Mar 132022
 

On March 13th 2020, then-president Trump declared a national emergency in response to the spread of the COVID-19 virus.

The nation reacted rapidly. Many public businesses and gatherings were shut down. Those who could work from home did so, rather than come into the office. Those who could leave the cities often did. Schools shut down and children stayed home. In high-population areas, nearly everyone wore masks in public.

Private citizens pitched in. Hobbyist costumers, tailors(?), etc created cloth masks at home en masse to make up for PPE shortages. Distilleries converted from creating drinking-alcohol to hand-sanitizers. Billionaires built excess factories to prepare for eventual vaccine production. We all learned how to use a bit less toilet paper.

The medical industry went into overdrive. Spurred by Operation Warp Speed, the government’s insanely successful program of fast-tracking human trials and promising to buy 300 million vaccines, they created multiple vaccines in a matter of months. This shattered the previous record, the mumps vaccine, which took four years from development to deployment. It used cutting edge mRNA technology, which had barely even existed a decade prior.

We paid a massive price, fighting this war. Globally, estimated 18 Trillion Dollars(US) were lost. ~900 US/Mexico Border Walls. Tens of millions were out of work. Social isolation skyrocketed, hundreds of millions suffered mental and psychological damage. Social shockwaves are still echoing.

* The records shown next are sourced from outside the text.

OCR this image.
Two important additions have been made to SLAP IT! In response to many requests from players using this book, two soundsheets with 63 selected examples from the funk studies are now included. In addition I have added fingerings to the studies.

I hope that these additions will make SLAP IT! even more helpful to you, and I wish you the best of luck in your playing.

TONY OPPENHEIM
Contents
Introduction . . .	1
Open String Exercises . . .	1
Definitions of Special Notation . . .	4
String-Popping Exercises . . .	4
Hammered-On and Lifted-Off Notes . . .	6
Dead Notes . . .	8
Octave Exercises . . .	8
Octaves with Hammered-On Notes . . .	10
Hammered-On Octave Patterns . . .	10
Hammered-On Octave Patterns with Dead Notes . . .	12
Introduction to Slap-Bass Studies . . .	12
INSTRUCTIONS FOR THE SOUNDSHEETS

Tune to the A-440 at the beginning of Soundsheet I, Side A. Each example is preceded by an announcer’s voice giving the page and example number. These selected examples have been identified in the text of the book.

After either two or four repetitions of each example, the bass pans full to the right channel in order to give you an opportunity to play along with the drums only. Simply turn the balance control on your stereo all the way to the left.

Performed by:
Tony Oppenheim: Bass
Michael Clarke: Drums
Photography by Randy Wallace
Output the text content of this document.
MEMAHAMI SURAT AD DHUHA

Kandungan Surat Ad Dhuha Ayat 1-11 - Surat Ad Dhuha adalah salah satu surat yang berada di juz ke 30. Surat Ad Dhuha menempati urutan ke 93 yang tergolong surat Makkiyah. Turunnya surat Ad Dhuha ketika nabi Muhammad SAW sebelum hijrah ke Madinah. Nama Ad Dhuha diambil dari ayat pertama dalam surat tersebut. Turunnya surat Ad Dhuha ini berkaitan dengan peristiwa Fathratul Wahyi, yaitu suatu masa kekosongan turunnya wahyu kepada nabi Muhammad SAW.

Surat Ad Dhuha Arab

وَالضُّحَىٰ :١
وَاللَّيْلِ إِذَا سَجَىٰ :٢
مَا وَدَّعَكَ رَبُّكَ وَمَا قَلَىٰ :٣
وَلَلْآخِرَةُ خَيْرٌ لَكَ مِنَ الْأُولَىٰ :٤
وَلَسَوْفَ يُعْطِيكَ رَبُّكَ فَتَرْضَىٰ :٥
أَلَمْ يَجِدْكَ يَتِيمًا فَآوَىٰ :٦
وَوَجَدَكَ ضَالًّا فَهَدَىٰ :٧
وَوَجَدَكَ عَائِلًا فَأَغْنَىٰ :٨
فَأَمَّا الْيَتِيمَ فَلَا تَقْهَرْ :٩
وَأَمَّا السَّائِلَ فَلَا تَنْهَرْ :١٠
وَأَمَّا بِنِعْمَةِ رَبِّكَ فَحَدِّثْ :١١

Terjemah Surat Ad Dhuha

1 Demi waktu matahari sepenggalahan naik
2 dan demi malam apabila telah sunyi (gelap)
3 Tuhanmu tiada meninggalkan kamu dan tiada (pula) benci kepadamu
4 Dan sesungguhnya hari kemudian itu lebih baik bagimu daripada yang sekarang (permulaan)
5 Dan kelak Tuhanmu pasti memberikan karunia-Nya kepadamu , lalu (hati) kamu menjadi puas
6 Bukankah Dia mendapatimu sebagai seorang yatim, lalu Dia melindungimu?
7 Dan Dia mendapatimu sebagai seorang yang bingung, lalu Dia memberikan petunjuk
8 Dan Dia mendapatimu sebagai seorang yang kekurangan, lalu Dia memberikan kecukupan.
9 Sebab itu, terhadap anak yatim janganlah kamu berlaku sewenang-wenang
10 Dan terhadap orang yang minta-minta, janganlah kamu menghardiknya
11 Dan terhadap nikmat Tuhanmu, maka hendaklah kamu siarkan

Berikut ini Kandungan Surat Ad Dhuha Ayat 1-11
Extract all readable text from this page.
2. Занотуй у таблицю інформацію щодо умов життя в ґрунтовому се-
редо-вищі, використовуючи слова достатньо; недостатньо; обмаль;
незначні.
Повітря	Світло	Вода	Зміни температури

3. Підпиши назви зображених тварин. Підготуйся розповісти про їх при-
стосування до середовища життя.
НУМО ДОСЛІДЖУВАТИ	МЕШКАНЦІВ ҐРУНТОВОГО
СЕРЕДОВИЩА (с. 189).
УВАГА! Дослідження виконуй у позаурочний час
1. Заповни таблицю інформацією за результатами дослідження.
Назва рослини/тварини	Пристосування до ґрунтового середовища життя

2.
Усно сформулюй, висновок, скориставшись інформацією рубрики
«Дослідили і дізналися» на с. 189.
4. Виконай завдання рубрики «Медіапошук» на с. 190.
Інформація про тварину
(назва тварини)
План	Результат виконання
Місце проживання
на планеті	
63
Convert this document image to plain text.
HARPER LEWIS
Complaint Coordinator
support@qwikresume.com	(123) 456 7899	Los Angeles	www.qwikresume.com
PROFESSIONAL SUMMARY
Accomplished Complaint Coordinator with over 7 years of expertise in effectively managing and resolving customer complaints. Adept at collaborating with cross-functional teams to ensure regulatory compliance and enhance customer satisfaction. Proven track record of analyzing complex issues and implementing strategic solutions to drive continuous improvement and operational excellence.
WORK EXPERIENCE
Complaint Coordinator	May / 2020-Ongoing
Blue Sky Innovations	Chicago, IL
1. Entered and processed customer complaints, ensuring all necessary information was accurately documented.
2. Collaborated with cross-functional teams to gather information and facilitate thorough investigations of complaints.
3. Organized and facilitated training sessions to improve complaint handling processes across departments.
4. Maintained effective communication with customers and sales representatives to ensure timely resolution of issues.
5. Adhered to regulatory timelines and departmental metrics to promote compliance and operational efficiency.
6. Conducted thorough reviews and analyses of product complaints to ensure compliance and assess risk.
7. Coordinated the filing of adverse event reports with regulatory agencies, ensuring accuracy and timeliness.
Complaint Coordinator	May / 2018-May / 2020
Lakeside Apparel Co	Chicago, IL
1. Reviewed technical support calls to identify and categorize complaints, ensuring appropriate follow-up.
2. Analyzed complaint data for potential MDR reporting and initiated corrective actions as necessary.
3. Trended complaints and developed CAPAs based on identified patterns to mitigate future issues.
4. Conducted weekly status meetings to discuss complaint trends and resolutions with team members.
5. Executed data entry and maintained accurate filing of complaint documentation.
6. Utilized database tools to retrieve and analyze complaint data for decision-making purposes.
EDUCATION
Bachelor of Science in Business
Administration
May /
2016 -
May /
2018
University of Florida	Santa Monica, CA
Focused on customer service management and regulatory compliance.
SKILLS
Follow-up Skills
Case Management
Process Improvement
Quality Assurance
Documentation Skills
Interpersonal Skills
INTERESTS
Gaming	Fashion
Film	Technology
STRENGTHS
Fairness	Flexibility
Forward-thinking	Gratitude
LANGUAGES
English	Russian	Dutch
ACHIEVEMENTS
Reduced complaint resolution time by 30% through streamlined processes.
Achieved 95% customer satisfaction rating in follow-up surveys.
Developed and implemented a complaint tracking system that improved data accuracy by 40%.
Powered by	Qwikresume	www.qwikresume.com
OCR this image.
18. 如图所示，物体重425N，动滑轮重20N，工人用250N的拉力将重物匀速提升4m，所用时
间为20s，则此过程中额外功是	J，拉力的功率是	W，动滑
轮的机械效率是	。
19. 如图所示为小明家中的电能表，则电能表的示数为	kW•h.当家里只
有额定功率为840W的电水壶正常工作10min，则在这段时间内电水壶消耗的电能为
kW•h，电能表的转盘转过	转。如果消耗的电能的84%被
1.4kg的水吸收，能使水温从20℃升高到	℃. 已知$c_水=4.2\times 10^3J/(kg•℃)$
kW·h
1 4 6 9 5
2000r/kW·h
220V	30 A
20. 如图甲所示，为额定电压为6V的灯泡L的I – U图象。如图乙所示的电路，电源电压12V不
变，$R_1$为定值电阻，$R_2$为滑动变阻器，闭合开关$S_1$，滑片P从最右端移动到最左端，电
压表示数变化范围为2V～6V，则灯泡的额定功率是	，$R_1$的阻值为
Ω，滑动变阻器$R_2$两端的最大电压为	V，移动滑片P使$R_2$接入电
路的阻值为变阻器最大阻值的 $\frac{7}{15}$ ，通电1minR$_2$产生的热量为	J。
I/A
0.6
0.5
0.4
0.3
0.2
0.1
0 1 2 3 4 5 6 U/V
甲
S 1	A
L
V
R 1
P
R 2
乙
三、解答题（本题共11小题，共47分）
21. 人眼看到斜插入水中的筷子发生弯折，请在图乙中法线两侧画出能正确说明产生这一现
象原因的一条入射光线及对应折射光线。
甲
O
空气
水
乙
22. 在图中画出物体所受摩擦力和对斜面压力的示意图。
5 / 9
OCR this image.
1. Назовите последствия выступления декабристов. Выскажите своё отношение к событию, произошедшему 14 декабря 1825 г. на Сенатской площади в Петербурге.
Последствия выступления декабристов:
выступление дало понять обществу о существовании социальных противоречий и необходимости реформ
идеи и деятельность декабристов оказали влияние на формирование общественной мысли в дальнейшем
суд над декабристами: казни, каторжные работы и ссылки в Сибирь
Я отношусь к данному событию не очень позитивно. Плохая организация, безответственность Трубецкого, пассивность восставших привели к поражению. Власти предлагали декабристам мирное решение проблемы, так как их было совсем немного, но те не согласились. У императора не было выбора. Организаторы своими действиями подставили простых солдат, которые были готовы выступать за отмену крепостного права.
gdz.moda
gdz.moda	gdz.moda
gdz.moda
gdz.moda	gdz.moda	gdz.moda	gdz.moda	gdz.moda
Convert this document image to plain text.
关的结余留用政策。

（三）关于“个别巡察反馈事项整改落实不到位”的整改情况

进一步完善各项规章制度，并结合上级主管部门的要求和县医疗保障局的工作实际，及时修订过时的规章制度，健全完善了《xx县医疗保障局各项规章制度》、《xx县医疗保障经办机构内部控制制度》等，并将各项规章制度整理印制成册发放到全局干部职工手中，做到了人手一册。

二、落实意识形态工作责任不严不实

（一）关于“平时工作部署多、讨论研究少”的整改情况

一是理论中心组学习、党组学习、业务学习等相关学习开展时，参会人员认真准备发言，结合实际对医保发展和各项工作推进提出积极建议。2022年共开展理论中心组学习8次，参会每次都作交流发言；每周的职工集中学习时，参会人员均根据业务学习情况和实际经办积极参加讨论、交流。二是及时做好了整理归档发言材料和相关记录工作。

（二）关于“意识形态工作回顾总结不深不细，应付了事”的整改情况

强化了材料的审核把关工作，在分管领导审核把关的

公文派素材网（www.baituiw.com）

But we beat this thing. We beat it HARD. Using the USA’s massively distributed pharmacy infrastructure, everyone in the nation that wanted a vaccine was fully vaccinated less than a year and a half after the declaration of the emergency. UK scientists recently found that, in the UK, COVID is less deadly than the flu. Around the US and Europe, everything is opening back up.

It’s hard to know when to declare victory in a war without a human opponent to sign a surrender. But a victory should be announced at some point, so that everyone knows we are free. The dark times are over. We can begin to right our lives, clearing away the debris and rebuilding where needed.

March 13th was the day that the US declared its national emergency, and all of us began the fight in earnest. It is fitting that March 13th, two years later, should be the day we declare our victory.

Have a party, or raise a glass, or just hug your family. Today we are free. March 13th is Victory over Covid-19 Day.

 

  2 Responses to “March 13th is Victory over COVID-19 Day!”

  1. I feel that the new article about Covid being less fatal than flu is a bit disengenious – it rates it by fatality rate of those who catches it.
    This dodges that Covid seems to be a lot more contagious (and that Covid over the last few years has probably killed the people most likely to die from flu, meaning healthier people get flu now).

    Still, I broadly agree with the thrust of this post.

  2. Follow up to my own comment. I’m not sure about the news article as it just looks at the fatality of the disease, which doesn’t capture that the disease is apparently much more catchable.

    However, Rob Wiblin from EA sphere tweeted that there are no excess deaths in UK anymore https://mobile.twitter.com/robertwiblin/status/1503801547959975941

    I followed his link and I don’t quite agree with the data but for me it’s a bit clearer that it’s closer to over with excess deaths, rather than fatality.